As for who’s scientifically correct on this, it’s pretty irrelevant. The fact of the matter is that to the casual consumer, Taco Bell has carved out a niche for itself via its cheap eats and appeal to late-night snackers. And winning a lawsuit won’t change the menu and ads screaming about 99 cent burritos or cheap meal deals.

It’s worth noting the premium push at restaurants like McDonald’s (NYSE: MCD) and Wendy’s (NYSE: WEN) isn’t to win any awards. The move is largely because cheap eats have squeezed margins almost to nothing. A focus on higher-quality, higher-priced products allows for better profits – as well as tapping into a broader consumer base that eats there because they want to, and not just because it’s all they can afford.

Take BK, with its summer push into barbecue ribs at Burger King. They were offered up north of $7 an order and sold out before the restaurant planned to end the promotion. Or take McDonald’s and its premium Angus burgers that can also run $5 or more per sandwich.These are big money-makers, as well as good for branding.
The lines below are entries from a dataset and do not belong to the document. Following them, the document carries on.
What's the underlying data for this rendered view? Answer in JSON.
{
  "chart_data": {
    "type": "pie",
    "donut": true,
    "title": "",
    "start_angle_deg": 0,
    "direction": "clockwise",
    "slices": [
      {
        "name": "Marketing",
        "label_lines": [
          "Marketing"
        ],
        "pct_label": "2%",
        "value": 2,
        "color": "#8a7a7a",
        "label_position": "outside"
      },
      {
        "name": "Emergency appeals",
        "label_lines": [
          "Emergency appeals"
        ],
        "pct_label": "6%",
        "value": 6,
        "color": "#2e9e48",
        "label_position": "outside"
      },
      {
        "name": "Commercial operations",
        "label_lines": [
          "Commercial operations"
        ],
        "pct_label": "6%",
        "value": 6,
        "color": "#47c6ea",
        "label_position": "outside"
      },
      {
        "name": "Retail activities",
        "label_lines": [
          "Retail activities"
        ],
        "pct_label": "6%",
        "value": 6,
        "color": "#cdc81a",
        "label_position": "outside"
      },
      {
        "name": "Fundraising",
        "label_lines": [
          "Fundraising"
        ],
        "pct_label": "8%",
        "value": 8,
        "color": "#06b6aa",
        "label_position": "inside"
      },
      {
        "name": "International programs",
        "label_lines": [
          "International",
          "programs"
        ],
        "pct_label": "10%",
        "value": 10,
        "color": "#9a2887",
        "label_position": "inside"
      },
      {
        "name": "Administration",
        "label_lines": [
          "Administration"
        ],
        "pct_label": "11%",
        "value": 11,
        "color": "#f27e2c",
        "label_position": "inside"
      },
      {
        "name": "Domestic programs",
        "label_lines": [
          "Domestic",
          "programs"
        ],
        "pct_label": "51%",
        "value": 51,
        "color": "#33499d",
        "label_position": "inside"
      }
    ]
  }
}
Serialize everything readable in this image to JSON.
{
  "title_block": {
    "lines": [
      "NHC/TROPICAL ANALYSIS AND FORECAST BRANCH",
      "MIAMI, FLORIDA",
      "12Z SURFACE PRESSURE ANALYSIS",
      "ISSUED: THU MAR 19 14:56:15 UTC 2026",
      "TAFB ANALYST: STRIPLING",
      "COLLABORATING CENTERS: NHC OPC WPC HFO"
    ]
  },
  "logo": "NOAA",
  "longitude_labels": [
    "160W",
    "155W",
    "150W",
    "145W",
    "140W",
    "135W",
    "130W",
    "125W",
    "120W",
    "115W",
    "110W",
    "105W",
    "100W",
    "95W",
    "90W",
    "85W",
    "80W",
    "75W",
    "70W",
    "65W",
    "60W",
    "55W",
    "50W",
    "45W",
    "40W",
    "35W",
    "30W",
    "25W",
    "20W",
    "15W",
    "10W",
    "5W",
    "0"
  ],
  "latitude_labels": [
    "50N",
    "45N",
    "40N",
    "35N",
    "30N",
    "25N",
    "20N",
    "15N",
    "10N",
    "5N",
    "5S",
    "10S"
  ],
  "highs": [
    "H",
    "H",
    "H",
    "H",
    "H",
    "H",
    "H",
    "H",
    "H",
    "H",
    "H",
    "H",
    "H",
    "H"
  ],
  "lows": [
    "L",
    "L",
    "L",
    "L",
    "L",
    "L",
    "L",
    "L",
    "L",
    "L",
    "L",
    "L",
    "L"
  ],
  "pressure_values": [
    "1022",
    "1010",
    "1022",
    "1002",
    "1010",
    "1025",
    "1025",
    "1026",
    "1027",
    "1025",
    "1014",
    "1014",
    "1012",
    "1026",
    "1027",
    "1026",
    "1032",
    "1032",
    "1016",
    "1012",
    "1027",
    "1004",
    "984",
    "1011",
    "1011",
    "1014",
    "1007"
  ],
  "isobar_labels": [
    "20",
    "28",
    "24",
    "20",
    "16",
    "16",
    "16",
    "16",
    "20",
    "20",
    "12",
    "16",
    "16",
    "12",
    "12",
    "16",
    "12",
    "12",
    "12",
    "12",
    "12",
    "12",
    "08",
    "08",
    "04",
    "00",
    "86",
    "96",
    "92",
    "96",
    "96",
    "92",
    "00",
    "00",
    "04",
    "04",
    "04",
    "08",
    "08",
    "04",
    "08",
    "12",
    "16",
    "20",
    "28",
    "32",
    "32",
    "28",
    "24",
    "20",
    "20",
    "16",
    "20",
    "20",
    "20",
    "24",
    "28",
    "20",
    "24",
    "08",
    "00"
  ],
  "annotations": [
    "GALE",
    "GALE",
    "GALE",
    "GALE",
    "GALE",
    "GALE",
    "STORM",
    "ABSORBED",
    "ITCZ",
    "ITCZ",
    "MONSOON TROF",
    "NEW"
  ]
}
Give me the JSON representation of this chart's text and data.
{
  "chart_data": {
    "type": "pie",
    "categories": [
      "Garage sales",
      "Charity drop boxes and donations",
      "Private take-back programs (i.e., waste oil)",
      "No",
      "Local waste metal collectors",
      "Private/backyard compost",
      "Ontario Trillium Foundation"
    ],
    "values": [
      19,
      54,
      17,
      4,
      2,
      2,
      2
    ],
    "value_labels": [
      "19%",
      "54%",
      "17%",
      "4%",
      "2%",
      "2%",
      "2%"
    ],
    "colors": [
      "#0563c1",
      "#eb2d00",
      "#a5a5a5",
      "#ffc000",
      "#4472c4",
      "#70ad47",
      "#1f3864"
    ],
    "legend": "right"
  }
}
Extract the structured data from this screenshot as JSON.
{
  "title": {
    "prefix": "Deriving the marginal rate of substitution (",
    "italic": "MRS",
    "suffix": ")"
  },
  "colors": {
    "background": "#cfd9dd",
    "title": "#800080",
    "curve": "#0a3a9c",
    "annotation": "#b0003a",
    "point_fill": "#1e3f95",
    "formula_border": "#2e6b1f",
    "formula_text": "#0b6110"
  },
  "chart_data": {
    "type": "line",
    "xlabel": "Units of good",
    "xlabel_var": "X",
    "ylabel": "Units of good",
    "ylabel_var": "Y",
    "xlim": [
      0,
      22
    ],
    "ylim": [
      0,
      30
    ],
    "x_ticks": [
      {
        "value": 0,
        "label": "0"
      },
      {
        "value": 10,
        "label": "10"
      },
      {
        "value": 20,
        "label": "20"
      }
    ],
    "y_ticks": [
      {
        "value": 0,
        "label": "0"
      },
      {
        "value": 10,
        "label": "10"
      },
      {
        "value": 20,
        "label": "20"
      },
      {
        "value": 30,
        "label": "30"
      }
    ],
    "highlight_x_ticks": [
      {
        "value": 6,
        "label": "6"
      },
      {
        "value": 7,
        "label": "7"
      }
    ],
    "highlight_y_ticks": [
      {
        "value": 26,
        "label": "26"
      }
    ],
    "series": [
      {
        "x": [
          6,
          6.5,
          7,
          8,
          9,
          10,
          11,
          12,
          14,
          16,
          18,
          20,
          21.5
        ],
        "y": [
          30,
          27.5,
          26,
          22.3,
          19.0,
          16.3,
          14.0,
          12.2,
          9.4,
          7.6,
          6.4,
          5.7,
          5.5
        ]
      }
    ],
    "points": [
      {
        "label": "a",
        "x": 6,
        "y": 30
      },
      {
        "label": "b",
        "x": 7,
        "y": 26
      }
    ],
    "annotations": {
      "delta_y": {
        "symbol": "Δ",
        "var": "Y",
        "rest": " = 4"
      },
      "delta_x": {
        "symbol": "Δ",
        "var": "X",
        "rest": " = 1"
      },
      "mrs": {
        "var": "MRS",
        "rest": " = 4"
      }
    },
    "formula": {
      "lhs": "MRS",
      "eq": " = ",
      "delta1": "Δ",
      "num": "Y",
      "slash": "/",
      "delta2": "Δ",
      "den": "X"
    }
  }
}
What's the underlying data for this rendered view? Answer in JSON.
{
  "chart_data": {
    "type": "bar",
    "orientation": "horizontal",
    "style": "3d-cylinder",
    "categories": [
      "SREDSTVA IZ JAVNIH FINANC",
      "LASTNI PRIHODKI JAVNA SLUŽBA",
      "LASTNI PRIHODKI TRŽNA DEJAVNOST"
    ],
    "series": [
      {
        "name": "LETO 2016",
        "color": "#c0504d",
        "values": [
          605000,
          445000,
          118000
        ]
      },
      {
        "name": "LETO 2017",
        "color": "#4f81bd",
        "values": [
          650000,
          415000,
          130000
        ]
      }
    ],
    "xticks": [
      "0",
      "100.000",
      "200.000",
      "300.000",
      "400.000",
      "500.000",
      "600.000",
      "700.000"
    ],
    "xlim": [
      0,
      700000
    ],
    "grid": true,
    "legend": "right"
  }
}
Though Taco Bell’s slogan is “Think Outside the Bun,” the restaurant would do well to take a peek at the kind of burgers the competition is serving up. Because whether the lawsuit about its beef is frivolous or not, the bottom line is that consumers in general see Taco Bell as a place to get cheap eats. And in the restaurant biz these days, quality cannot be an afterthought.